Once upon a time, back when we were starting the business, we decided we needed to find out just how good our measuring cups really were. After all, we were “professional bakers.”
We gathered all the measures in our test kitchen, brought more from home, and got out the scales. A cup of water weighs eight ounces. Some of the cups held more than eight ounces, some less. Few were close—sometimes as much as 20% off.
The best were Anchor Hocking glass cups. The one-cup measure was right on at one cup. The two-cup measure was right on at two cups. The two-cup was not accurate at one cup.
Accuracy is important. Baking is exacting. Quality, in part, depends on the right amounts.
When we are developing mixes or a recipe, we never use cups. It’s always scales. It’s the only way to know for sure.

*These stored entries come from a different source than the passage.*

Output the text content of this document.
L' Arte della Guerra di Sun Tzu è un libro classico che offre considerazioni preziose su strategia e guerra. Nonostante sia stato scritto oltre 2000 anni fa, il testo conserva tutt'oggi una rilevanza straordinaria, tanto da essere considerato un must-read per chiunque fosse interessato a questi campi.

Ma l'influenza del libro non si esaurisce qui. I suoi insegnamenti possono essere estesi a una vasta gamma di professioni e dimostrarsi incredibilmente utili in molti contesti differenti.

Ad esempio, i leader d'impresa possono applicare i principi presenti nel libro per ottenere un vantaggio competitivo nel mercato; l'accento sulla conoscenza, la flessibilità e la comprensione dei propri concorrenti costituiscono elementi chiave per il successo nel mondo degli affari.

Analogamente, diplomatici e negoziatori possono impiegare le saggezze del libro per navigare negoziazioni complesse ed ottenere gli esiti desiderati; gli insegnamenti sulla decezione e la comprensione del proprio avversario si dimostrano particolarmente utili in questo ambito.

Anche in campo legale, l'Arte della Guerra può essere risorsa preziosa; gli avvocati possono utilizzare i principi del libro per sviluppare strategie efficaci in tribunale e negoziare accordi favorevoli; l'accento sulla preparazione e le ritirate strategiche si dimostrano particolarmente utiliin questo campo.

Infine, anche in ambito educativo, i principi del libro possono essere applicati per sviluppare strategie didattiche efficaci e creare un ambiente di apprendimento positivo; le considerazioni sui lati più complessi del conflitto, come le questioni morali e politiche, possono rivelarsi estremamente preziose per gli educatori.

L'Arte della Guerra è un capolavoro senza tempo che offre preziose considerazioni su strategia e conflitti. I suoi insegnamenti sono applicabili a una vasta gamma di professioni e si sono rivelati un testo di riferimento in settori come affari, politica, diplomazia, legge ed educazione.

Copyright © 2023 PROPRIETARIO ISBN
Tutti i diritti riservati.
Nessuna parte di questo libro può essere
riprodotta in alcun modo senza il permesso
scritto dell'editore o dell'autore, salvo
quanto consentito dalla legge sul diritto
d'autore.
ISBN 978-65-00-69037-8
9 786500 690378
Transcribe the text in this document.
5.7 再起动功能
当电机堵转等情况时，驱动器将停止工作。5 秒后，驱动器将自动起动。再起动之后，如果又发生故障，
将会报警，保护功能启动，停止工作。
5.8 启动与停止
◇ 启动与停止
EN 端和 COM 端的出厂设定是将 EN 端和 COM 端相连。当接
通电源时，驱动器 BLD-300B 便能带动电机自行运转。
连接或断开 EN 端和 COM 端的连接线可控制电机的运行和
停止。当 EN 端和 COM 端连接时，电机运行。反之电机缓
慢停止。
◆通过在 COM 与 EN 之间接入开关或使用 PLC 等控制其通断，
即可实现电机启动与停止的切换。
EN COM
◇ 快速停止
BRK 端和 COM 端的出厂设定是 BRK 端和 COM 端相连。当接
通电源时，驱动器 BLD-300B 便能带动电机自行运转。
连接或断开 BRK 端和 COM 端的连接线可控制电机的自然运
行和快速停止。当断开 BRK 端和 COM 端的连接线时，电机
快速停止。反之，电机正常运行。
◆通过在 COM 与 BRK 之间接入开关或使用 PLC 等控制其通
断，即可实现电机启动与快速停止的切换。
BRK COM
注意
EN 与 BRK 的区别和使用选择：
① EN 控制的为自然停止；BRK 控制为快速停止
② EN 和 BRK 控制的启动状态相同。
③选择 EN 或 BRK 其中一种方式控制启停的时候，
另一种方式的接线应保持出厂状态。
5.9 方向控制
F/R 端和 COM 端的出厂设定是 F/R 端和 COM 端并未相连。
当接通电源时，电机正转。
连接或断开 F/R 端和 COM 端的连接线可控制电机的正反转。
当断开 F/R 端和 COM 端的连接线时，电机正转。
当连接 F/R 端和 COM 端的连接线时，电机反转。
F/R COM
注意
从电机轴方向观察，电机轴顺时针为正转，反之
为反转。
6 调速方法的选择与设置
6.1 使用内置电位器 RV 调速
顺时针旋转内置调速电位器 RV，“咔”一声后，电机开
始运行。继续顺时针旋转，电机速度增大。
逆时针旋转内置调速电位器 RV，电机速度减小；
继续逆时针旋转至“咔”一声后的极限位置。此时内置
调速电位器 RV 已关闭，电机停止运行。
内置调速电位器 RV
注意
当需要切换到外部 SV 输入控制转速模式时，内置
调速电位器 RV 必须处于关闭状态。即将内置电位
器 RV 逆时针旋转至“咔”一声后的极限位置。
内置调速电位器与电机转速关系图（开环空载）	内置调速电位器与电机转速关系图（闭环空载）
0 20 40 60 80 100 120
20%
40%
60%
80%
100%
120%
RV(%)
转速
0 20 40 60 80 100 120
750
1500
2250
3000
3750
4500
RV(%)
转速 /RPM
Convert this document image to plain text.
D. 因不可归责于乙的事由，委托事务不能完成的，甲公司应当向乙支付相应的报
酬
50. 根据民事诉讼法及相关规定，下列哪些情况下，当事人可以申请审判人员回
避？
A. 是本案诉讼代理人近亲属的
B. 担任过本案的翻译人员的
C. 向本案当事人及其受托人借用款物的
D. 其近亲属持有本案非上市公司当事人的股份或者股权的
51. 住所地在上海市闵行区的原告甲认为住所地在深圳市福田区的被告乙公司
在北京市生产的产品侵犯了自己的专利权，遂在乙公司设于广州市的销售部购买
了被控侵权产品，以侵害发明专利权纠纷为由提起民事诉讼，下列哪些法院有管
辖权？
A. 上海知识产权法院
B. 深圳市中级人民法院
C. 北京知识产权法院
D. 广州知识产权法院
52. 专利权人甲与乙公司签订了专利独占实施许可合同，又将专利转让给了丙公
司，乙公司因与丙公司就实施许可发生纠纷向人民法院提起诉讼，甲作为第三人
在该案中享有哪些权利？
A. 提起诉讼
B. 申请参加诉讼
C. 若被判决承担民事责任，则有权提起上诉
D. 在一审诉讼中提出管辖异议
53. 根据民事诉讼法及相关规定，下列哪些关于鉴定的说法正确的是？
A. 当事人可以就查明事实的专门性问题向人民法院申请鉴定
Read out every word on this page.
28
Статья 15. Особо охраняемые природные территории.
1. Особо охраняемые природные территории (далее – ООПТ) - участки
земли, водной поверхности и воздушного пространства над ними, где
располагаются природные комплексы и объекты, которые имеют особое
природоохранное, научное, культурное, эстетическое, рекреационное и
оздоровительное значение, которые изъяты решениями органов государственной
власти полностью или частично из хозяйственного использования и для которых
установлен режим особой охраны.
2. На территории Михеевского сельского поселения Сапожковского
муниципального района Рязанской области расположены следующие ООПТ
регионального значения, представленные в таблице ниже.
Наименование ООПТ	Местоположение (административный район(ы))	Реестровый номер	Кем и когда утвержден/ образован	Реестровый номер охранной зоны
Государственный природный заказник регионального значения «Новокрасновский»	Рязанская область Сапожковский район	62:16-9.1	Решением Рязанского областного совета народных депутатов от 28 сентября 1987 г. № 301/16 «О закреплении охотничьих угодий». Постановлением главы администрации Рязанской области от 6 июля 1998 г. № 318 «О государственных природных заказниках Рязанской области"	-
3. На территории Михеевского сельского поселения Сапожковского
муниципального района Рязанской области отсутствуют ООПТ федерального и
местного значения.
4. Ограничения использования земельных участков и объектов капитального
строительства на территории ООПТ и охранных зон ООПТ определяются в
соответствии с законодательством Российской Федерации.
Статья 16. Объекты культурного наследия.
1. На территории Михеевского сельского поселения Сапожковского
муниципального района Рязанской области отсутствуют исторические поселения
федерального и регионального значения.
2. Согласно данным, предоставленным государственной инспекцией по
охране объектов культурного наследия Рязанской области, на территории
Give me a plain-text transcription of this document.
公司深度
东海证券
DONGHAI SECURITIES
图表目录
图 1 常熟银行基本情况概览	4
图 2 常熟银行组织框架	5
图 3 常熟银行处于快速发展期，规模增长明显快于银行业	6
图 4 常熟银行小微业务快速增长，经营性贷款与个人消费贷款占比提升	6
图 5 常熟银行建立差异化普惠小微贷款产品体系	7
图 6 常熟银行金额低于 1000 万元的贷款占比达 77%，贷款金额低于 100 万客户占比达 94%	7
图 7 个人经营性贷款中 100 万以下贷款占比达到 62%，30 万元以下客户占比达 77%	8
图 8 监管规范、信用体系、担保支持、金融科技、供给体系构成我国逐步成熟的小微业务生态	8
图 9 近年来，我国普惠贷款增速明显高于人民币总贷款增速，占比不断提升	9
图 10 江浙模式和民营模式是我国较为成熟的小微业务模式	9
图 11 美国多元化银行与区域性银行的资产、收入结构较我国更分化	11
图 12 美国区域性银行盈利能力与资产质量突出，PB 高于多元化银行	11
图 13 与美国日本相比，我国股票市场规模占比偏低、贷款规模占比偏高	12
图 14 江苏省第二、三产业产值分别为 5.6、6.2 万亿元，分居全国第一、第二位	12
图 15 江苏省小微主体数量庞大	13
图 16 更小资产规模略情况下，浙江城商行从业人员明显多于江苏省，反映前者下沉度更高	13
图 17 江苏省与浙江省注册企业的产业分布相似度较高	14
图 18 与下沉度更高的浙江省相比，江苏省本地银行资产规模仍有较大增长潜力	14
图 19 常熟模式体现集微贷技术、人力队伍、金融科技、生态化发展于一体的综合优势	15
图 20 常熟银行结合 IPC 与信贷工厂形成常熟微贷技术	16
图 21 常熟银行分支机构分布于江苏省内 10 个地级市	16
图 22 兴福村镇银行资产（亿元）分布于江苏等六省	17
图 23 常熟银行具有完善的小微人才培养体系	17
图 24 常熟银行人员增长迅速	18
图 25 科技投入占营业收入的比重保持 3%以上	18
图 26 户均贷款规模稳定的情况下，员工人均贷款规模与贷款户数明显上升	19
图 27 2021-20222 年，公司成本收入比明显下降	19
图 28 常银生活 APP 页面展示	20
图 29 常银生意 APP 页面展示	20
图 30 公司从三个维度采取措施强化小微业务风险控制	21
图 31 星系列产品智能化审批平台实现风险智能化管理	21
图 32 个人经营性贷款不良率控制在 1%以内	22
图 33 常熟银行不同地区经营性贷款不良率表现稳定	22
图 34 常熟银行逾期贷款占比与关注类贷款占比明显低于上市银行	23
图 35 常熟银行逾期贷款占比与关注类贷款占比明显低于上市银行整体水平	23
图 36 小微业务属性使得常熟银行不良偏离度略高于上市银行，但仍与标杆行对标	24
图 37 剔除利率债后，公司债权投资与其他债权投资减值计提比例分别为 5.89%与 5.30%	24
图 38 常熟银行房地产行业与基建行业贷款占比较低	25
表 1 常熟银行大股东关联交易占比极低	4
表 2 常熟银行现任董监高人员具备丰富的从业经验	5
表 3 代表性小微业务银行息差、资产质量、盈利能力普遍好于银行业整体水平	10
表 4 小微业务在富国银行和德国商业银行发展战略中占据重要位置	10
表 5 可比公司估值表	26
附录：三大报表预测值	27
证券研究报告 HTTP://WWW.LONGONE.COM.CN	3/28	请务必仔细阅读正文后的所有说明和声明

For many of formulas–formulas are always constructed as percentages–we measure to 1/10 of a percent.
Where the pH is important, e.g., where buttermilk (an acid) and baking soda (a base) is used, we use litmus paper to makes sure that we have balanced the acid with the base.
We do have to convert from dry to liquid and liquid to dry. We don’t use a conversion chart–there are too many variations from batch to batch and between brands. We measure a cup of a dry ingredient ten times and then average the ten weights.
The home baker doesn’t have to be so careful. But it does pay to find the best, most precise measures you can find. You’ll need a scale for that.
How to Measure Correctly
There’s a right way and a wrong way to measure and by measuring right, you will get the consistent results you are looking for.
To measure liquids: Use a clear glass measuring cup, one designed for liquids. Fill it to the mark and set it on the counter or on a shelf at eye level and look through the glass. Never try to hold the glass up to your eyes–it will never be as level and steady as on the counter.
To measure dry ingredients: Use a dry measure of the capacity you wish to measure–either a spoon or a cup. For a cup, stir to loosen and unpack the ingredients then lightly spoon them into the cup. Level the top with a spatula or the back of a knife. Except for brown sugar, never pack the ingredients into the measure. When using a measuring spoon, scrape the top level as you do when measuring with a cup.
To measure herbs: Lightly fill the spoon to the top with herbs but do not level with a spatula as you would with powdered ingredients. Dump the herbs into your hand and crush them to release the flavors before adding them to the recipe.
The Importance of Measures
To measure shortening: Pack the shortening into a dry measure with the back of a spoon or spatula pressing to force out any air pockets, then level it by scraping the top of the cup.
Flour can be tricky to measure. We always use a scale to get accurate, consistent measurements. If you use a dry measuring cup, stir the flour to fluff and loosen it–packed flour will weigh considerably more than loosened flour–then spoon it into the measuring cup. Also, scooping the flour out of the bag with the measuring cup rather than spooning flour into the cup will give you significantly more flour–enough more that the results of the recipe may vary considerably.